Uma vez que quaisquer proteínas derivadas de animais acarretam teoricamente um risco de introdução de priões [90] ou outros agentes adventícios [91], tornou-se altamente desejável o desenvolvimento de um meio livre de proteínas para os processos de cultura celular [92]. Embora sejam frequentemente utilizadas proteínas recombinantes para substituir os seus homólogos de origem animal, a utilização de pequenas moléculas orgânicas ou inorgânicas quando possível pode reduzir dramaticamente o custo do meio e minimizar alguns riscos indiretos, tais como os que possam advir da fermentação das matérias-primas utilizadas para a produção das proteínas recombinantes que compõe o meio [82]. Mais ainda, as formulações do meio podem ser totalmente livres de componentes de origem animal, uma vez que todos estes componentes, incluindo pequenas moléculas como aminoácidos que são habitualmente derivados de animais, encontram-se disponíveis a partir de meios de fermentação ou de fontes sintéticas ou vegetais [93, 94]. Para além dos meios livres de proteínas animais, também foram desenvolvidos e disponibilizados comercialmente meios livres de proteínas para células CHO e NS0, e alguns encontram-se inclusive reportados na literatura [93, 95, 96]. Este tipo de meios contém apenas os elementos não-proteicos necessários para o crescimento celular, promovendo um maior crescimento celular e expressão proteica, e tornando, consequentemente, o processamento a jusante mais fácil e economicamente acessível.
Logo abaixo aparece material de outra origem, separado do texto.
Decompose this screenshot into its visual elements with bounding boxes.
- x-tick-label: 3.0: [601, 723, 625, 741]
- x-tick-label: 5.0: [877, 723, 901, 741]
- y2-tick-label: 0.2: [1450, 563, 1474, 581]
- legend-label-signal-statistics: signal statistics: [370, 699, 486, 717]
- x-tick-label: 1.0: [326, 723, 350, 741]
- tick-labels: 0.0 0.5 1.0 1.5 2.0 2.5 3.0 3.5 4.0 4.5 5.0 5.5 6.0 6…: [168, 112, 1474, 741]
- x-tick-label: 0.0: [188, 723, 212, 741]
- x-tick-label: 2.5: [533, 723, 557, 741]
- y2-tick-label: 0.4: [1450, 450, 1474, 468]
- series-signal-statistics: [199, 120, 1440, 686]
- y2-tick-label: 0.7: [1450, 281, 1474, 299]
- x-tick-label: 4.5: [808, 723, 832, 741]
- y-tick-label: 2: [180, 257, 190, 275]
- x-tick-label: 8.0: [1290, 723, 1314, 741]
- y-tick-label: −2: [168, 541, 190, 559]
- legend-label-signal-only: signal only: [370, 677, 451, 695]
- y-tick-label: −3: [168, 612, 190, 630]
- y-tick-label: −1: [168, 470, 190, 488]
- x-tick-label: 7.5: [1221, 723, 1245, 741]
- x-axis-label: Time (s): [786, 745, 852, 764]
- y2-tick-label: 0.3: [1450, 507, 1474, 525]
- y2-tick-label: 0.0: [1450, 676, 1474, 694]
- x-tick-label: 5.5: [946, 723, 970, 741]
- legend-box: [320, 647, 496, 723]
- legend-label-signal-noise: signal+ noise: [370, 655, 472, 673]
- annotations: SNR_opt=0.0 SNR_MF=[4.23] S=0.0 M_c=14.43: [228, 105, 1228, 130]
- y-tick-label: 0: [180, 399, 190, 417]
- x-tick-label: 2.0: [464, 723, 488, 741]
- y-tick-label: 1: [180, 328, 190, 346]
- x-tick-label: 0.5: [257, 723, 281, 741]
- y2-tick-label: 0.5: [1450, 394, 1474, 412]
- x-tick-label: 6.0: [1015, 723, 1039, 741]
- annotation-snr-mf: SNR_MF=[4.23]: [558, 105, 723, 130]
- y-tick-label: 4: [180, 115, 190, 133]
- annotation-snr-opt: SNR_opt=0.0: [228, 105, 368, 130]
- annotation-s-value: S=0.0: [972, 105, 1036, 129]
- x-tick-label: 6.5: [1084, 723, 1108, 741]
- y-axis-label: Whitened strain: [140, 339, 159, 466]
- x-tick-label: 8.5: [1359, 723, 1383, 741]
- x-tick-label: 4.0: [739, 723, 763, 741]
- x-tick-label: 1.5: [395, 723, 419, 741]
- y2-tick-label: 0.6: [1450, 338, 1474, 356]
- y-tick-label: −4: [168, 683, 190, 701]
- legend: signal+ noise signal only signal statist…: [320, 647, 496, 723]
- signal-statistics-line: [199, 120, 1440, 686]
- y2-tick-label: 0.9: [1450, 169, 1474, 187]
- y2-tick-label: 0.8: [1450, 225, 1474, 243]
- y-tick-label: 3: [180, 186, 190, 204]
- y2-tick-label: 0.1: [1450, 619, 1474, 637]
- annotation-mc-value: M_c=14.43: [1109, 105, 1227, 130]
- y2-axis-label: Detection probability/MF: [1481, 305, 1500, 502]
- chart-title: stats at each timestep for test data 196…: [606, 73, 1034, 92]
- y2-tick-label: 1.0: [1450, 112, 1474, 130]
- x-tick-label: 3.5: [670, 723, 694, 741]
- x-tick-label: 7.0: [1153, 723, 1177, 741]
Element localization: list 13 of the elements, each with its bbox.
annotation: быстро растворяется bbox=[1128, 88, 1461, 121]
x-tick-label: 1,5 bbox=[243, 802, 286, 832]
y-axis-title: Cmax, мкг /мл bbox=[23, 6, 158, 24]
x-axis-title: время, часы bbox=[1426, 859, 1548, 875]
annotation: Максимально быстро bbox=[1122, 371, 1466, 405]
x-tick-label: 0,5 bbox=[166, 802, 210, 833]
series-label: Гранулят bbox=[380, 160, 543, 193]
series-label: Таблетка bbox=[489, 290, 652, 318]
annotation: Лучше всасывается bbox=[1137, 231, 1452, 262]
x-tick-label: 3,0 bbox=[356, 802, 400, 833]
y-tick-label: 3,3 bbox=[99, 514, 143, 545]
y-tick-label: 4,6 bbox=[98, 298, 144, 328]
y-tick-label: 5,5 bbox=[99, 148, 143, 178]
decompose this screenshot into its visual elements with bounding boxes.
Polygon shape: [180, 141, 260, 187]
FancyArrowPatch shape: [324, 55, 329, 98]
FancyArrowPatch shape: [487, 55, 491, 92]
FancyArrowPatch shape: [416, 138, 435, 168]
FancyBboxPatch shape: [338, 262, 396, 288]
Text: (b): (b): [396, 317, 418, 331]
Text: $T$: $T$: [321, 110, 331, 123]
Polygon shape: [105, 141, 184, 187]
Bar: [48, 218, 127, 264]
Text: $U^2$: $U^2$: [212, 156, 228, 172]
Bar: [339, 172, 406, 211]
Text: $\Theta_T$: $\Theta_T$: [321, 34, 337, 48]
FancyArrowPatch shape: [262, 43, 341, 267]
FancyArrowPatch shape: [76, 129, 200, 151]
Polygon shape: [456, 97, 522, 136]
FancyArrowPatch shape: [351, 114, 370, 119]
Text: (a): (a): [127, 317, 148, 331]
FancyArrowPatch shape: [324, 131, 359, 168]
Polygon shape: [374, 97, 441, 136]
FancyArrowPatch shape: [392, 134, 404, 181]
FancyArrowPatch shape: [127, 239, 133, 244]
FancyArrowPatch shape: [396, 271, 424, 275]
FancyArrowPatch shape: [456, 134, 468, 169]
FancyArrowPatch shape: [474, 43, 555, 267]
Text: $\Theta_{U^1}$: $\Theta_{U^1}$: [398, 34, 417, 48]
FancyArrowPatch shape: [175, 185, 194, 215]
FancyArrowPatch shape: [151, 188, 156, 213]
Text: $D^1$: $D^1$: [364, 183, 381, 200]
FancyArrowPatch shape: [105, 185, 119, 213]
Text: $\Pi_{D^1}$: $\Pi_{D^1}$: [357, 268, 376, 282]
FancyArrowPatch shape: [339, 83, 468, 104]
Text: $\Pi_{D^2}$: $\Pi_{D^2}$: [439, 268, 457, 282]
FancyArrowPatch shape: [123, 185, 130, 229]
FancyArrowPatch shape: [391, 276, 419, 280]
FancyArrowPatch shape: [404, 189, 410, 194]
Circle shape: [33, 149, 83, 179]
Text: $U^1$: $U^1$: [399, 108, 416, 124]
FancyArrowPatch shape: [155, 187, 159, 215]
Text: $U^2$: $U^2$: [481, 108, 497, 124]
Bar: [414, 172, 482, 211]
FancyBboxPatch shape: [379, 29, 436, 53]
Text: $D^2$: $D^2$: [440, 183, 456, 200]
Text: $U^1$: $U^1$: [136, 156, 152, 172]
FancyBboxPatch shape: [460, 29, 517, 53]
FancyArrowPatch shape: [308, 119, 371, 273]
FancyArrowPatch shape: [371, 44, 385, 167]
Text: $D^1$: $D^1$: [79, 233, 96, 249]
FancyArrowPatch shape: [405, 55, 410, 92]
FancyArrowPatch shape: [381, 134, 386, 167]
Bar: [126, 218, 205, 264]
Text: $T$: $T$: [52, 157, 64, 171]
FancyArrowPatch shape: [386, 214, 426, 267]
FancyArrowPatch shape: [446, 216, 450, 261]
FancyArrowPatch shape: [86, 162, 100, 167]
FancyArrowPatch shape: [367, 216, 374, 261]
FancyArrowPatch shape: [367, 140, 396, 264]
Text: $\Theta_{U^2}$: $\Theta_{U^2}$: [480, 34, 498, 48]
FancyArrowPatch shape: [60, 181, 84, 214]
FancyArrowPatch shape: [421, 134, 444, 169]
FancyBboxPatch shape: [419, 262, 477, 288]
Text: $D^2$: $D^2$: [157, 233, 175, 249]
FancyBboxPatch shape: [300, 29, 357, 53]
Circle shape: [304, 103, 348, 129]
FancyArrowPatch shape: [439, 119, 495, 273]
A pureza dos anticorpos monoclonais no momento da colheita é inferior a 30% numa cultura otimizada contendo proteínas, enquanto que numa cultura otimizada livre de proteínas essa pureza consegue atingir níveis de 60-75% [97].

Uma outra alternativa são os meios quimicamente definidos e que já foram reportados para o suporte de culturas celulares de elevada densidade e para facilitar o desenvolvimento de atividades numa escala reduzida [93, 98]. Este tipo de meio é menos dispendioso e permite um processamento a jusante mais direto, uma vez que todas as impurezas são conhecidas e se encontram presentes em reduzidas quantidades [97]. Para além disso, a utilização de um ambiente bem definido também facilita consideravelmente o processo de otimização. Contudo, alguns destes meios ainda incluem proteínas recombinantes como a insulina, transferrina e fator de crescimento semelhante à insulina tipo 1 como sinais para o crescimento celular [7]. No entanto, um meio quimicamente definido apenas deve conter componentes bem caracterizados, com identidade, estrutura e perfis de purezas/impurezas conhecidos, podendo por isso conter componentes como o

colesterol, galactose e aminoácidos, mas não deve incluir elementos proteicos que sejam menos definidos. Quando estes meios contêm quantidades mínimas de pequenas proteínas são, normalmente, designados de meios de baixo teor em proteínas [88].

Finalmente, torna-se importante mencionar que, embora tenham sido desenvolvidos meios de cultura celular seguros e otimizados, as alternativas livres de soro requerem um período de adaptação das células às novas condições, o que é extremamente moroso e dispendioso, especialmente considerando que a performance de um meio é dependente da história da cultura, e as conclusões acerca da eficácia de um novo meio pode apenas ser obtida após múltiplas passagens das células [82]. Outras dificuldades incluem as vastas variações nos métodos de avaliação dos meios, tal como a avaliação do crescimento por contagem celular, que pode variar entre 10-20%, e ainda a enorme quantidade de componentes que podem estar presentes num típico meio de cultura celular, e que tornam extremamente difícil a total otimização da composição do meio. Mais ainda, a adaptação a meios livres de soro nem sempre é possível ou adequada, uma vez que diferentes clones do mesmo tipo de células requerem, frequentemente, formulações distintas, pelo que o meio deve ser preparado de acordo com as necessidades das células utilizadas [99].